SALVAÇÃO!

SALVAÇÃO!

A vida seguia tranquilamente para todas as pessoas daquela família feliz, ou melhor, para quase todos, se não houvesse um que estava na mais completa amargura, amuado num canto, apenas observando, na total depressão que já se possa ter visto na vida.

Seu estado era desesperador. Ao olhar para o rosto magro, descarnado, demonstrando que há muito tempo vinha se ressentindo com alguma coisa, mas nada dele saía a esse respeito. Apenas trancava-se num mutismo enlouquecedor para todos que se preocupavam com ele – o que eram poucos, pois sua presença ali apenas significava mais um a presenciar cenas maravilhosas de encantos e desencantos que daquela gente saía aos borbotões, por estarem e serem todos felizes, menos ele.

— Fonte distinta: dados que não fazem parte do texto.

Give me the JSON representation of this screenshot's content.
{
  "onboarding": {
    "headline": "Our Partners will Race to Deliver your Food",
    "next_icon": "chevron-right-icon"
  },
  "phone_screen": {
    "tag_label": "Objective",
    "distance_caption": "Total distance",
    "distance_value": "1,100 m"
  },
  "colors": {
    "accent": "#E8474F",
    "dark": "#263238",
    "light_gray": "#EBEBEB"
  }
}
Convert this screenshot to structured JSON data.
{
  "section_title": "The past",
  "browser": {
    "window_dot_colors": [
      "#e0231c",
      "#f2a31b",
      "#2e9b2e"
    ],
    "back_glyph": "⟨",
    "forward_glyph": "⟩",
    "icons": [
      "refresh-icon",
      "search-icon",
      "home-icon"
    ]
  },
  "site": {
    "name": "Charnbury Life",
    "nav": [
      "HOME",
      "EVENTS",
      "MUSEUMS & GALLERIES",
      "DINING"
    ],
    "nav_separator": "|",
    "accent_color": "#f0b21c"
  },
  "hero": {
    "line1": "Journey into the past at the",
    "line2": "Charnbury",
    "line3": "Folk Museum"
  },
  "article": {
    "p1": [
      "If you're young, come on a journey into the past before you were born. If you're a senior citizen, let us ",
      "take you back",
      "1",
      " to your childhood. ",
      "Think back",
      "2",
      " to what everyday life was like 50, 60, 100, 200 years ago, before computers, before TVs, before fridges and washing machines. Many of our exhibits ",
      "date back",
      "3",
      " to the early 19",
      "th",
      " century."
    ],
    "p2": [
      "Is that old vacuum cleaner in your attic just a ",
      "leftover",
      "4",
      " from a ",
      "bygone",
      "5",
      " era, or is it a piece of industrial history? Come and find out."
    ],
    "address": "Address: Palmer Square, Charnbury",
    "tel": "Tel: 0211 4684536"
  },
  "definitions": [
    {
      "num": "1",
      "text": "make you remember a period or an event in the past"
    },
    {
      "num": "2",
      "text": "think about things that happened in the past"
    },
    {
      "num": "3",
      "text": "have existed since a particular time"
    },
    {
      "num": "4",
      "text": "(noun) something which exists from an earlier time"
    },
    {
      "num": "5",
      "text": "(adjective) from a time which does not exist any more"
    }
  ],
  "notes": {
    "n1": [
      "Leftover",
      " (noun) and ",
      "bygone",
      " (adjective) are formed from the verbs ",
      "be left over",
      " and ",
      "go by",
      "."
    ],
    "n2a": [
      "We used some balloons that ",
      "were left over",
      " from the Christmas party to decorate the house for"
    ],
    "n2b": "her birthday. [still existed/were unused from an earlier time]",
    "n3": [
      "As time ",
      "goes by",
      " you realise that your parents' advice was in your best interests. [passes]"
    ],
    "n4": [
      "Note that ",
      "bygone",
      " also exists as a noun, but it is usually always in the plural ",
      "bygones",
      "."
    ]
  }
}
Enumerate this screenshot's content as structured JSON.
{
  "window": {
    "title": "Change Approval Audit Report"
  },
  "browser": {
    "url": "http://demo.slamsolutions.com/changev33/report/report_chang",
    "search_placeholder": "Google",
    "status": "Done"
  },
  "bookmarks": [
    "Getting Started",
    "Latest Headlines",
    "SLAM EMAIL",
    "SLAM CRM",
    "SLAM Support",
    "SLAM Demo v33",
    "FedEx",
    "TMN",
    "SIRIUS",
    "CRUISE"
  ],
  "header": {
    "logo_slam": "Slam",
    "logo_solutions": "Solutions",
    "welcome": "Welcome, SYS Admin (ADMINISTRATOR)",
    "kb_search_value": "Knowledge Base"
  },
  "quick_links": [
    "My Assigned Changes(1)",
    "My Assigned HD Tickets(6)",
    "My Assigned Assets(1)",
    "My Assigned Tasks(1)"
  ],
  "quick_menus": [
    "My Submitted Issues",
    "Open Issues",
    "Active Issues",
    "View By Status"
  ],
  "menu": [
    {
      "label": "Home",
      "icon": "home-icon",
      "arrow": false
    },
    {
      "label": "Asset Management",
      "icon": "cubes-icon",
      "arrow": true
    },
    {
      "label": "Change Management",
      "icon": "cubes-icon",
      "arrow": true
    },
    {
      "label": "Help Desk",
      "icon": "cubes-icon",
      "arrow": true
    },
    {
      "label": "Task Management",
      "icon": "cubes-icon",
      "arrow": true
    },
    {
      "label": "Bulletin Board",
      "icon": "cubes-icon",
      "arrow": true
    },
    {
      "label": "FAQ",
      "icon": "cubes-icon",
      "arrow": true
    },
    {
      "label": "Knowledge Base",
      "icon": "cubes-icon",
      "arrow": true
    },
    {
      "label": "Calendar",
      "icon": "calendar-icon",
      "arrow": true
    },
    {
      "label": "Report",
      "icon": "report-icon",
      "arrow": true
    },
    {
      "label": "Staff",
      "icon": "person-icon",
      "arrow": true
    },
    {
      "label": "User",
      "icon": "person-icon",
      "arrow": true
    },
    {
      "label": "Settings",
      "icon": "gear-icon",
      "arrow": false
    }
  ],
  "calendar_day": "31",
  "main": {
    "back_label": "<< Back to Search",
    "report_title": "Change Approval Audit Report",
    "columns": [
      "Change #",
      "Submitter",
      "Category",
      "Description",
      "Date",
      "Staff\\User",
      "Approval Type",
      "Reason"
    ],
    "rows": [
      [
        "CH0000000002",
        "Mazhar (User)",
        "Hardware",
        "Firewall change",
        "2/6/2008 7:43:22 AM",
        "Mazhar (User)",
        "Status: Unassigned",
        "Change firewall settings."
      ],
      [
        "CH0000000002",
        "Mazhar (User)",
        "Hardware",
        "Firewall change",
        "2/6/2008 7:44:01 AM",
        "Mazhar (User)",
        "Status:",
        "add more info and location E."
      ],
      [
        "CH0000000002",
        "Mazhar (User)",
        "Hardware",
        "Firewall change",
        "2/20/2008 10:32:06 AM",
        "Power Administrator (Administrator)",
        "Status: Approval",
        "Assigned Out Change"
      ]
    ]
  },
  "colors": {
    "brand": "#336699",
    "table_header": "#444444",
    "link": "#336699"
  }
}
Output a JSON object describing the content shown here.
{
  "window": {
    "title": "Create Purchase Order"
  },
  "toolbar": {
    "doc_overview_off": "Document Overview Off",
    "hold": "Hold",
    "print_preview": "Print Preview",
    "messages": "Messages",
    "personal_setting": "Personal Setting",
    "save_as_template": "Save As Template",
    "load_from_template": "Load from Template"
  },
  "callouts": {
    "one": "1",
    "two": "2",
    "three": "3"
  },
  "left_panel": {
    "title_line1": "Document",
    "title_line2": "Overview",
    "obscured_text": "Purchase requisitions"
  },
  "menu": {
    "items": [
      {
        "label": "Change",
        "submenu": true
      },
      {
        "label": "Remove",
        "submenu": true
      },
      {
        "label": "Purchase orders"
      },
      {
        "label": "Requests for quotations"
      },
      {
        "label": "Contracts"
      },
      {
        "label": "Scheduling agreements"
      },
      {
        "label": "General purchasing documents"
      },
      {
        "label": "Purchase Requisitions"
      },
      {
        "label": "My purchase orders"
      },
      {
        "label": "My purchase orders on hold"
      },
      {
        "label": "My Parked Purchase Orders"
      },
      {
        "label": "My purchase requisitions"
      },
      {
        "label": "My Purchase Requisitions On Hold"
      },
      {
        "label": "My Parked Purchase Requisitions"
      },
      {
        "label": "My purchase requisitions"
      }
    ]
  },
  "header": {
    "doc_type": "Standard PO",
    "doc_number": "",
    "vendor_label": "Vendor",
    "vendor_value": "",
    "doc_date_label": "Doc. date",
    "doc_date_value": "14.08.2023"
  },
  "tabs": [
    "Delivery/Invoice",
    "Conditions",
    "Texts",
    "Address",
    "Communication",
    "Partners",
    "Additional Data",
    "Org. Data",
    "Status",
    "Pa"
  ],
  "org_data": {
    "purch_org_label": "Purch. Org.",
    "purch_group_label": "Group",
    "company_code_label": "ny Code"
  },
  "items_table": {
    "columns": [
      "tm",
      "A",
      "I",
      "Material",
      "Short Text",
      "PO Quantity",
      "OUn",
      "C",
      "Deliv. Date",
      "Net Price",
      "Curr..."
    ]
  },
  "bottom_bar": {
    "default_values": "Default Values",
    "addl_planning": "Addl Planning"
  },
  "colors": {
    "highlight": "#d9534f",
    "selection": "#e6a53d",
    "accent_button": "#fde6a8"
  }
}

Sua brancura era transparente, parecia um boneco de cera, sem a mínima expressão de alívio no rosto parecendo mais um cadáver do que mesmo um ser humano a ver, pensar, rir, chorar, viver, e mais ainda, para ele, seria morrer.

Era dia de festa para todos. Aniversário da caçulinha da casa, faria naquele dia UM aninho e tudo era motivo de festa e sorrisos, mas ele nada fazia e nem nada dizia se dignava a apenas sorrir quando raramente lhe dirigiam a palavra e seus pensamentos se perdiam na imensidão torpe da outra vida que nada pertencia à que estava naquele corpo pertencendo fisicamente àquela família aparentemente tão feliz e mesquinha.

A pessoa que menos era ouvida e menos falada era a aniversariante que simplesmente dormia tranquilamente longe daquelas brincadeiras hediondas que lhe preparavam, mesmo sendo a personagem principal dos festejos, mas quem menos se importava era ela, seguindo alheia a tudo que acontecia, dormindo seu soninho reparador.

Seus olhos perdiam-se nos cantos do enorme salão onde podiam-se ver muitas samambaias e através dela havia uma imensa janela que dava para olhar-se a rua por onde viv’alma passava e, portanto, tudo era monotonia naquele ambiente onde as pessoas sorriam, mas para ele, elas simplesmente choravam lágrimas transparentes, de sangue, frio e branco disfarçados por aqueles sorrisos falsos de falsa felicidade.

Assim iam-se passando as horas e a criança dormindo tranquilamente, até que ele resolveu ir ao seu quarto para olhá-la. Ficou observando o quanto de pueril havia num espectro tão pequeno e o quanto iria sofrer quando crescesse. Até agora não sabia de nada, nem mesmo falar, que de um certo modo , seria até ótimo, pois asneiras não sairiam de sua boca pequenina e rosada, além de seus olhos não crispariam ondas de ódio por palavras que ouvisse e compreendesse.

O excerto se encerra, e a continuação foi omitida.